Lorsqu'elle recrute des jeunes diplômés de l'enseignement supérieur, l'Entreprise va s'attacher à détecter cette compétence éthique chez les candidats. Que ce soit au travers des expériences professionnelles, associatives, sportives ou culturelles, le recruteur va tâcher de quantifier le potentiel éthique, c'est-à-dire cette capacité à prendre la meilleure décision dans des environnements complexes et changeants. Le CV, la lettre de motivation et a fortiori l'entretien devront donc permettre cette détection et le candidat, au-delà de sa formation et de son projet, devra convaincre de son adéquation éthique avec son interlocuteur. Il ne postulera pas de la même manière au WWF, au TCS, chez Microsoft ou à BNP Paribas.
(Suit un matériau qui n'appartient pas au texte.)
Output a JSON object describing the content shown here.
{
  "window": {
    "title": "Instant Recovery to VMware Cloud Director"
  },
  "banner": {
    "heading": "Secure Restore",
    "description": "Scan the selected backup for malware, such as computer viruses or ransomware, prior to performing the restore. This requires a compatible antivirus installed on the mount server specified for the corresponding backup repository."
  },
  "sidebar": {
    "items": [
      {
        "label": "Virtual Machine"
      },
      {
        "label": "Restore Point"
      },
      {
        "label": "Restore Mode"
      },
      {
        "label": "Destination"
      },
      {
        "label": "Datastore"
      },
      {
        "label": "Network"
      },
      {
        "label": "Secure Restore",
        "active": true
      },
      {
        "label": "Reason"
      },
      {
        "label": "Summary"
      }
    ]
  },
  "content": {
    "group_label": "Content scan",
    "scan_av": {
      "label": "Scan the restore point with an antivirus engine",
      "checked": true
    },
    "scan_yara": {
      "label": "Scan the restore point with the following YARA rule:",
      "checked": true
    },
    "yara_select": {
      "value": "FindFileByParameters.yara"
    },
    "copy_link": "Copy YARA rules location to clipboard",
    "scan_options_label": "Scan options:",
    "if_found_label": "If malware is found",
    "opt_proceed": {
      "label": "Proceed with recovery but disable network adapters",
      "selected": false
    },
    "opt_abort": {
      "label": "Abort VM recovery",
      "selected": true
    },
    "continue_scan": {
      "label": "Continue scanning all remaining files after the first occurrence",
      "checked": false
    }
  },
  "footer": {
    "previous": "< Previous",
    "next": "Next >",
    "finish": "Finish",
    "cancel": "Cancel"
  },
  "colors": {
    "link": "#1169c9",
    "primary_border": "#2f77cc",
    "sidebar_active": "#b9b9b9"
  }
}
Et quelle compétence le recruteur lui-même va-t-il mettre en jeu dans cette action de sélection ? Son intuition ? Ses influences ? Sa technique ? Non, bien sûr. C'est bien son éthique personnelle qui, seule, lui permettra de prendre la décision juste et efficace.
L'ÉTHIQUE, ENJEU DE FORMATION POUR LES MANAGERS
Non contente de chercher à recruter des jeunes à haut potentiel disposant de cette capacité, l'Entreprise va tâcher de la développer à travers des actions de formation.
Ce qui fait la différence entre le manager et le leader, c'est sa capacité à avoir une vision, à décider dans des contextes difficiles, à fédérer les énergies autour de lui, à durer en s'adaptant. en bref, c'est une éthique personnelle forte. Or le leadership est un facteur de développement durable. Il n'est donc pas étonnant que l'Entreprise cherche à substituer le leadership au management. Des formations au " Management par l'éthique " sont proposées depuis quelques mois, et rencontrent déjà un certain écho.
Ainsi, en quelques années, l'éthique est passée pour les cadres d'aujourd'hui et de demain d'un statut de posture luxueuse (nice to have) à celui de comportement impérieux (mandatory), facteur de performance et de réussite individuelle.